# Forum > Diablo 2 Resurrected > Diablo 2 Resurrected Bots and Programs >  botting hypothesis?? botty inpertcular

## Sn0wY

anyone confirm or deny?

i used botty the free bot no problems didnt have an issue for like the first 30 days running at night and then just playing some during the day... then for like 9 days straight i ran it non-stop and didn't play any just ran bot maybe traded a few items for like 30 minutes and turned bot on we talking like 20 hours a day for 9 days then boom got banned like 2 weeks ago


i think didn;t get banned for using the bot persay i think its the constant 24/7 i did for like 7 days straight.... any thoughts???? anyone been using botty and not banned?

----------


## naughtyfox88

It is just a matter of time until you get banned.

I got banned using botty and I only used it around 8h a day

----------


## phantasm0321

make a new account and buy a new licence.
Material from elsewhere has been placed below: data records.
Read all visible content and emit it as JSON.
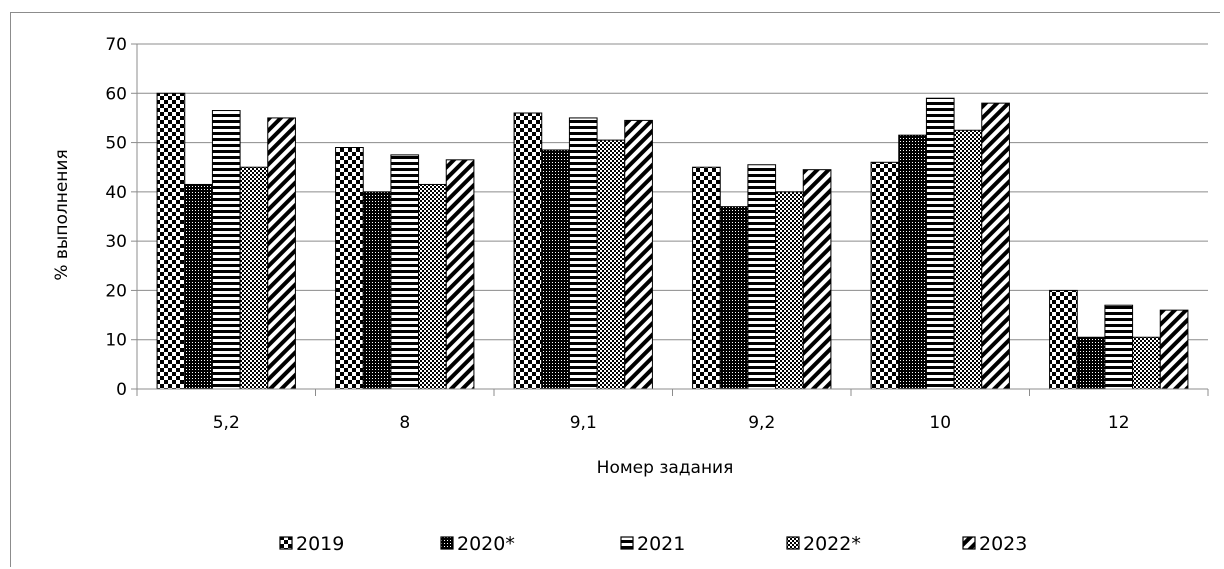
{
  "chart_data": {
    "type": "bar",
    "categories": [
      "5,2",
      "8",
      "9,1",
      "9,2",
      "10",
      "12"
    ],
    "series": [
      {
        "name": "2019",
        "values": [
          60,
          49,
          56,
          45,
          46,
          20
        ]
      },
      {
        "name": "2020*",
        "values": [
          41.5,
          40,
          48.5,
          37,
          51.5,
          10.5
        ]
      },
      {
        "name": "2021",
        "values": [
          56.5,
          47.5,
          55,
          45.5,
          59,
          17
        ]
      },
      {
        "name": "2022*",
        "values": [
          45,
          41.5,
          50.5,
          40,
          52.5,
          10.5
        ]
      },
      {
        "name": "2023",
        "values": [
          55,
          46.5,
          54.5,
          44.5,
          58,
          16
        ]
      }
    ],
    "xlabel": "Номер задания",
    "ylabel": "% выполнения",
    "ylim": [
      0,
      70
    ],
    "yticks": [
      0,
      10,
      20,
      30,
      40,
      50,
      60,
      70
    ],
    "grid": true,
    "legend": "bottom"
  }
}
i do 24/7 and banned a week later.

don't underestimate what warden is capable to do

p.s. my friend got problems on clicking npc, just run a few hours a day for just a few days and his account is still alive atm

----------


## ScottieKnowz

I've botted pretty much since the release . I want to say since March? And I haven't been banned yet. I have a pretty wicked schedule though. It's rather random.
One day 4-6 hours.
Next day 6-8 hours. 
Maybe only 1 hour next day
Next like 6-8
Maybe non at all for a day.

I know this isn't efficient but I'm also not trying to make money or anything. Just doing it for funnies and some extra FG for 'free' steam games.
I also try to stay out of the working hours of california as well. Perhaps this is just because of my past experience RWT with Runescape but hey its worked so far. 

I run https://www.ownedcore.com/forums/dia...tele-more.html ([Private MultiTool/ Bot] Maphack, AutoCombat, AutoPick, AutoTele, more...) exclusively now. But was using Jiquan before that. I dont suggest Jiquan though. The owner there is so *** **** *** ******** naughty words. Bought lifetime key and he had to manually renew every month with the Dev which could take up to 72 hours. Really dumb. Anyway. Glad I found Reps software. Really great

----------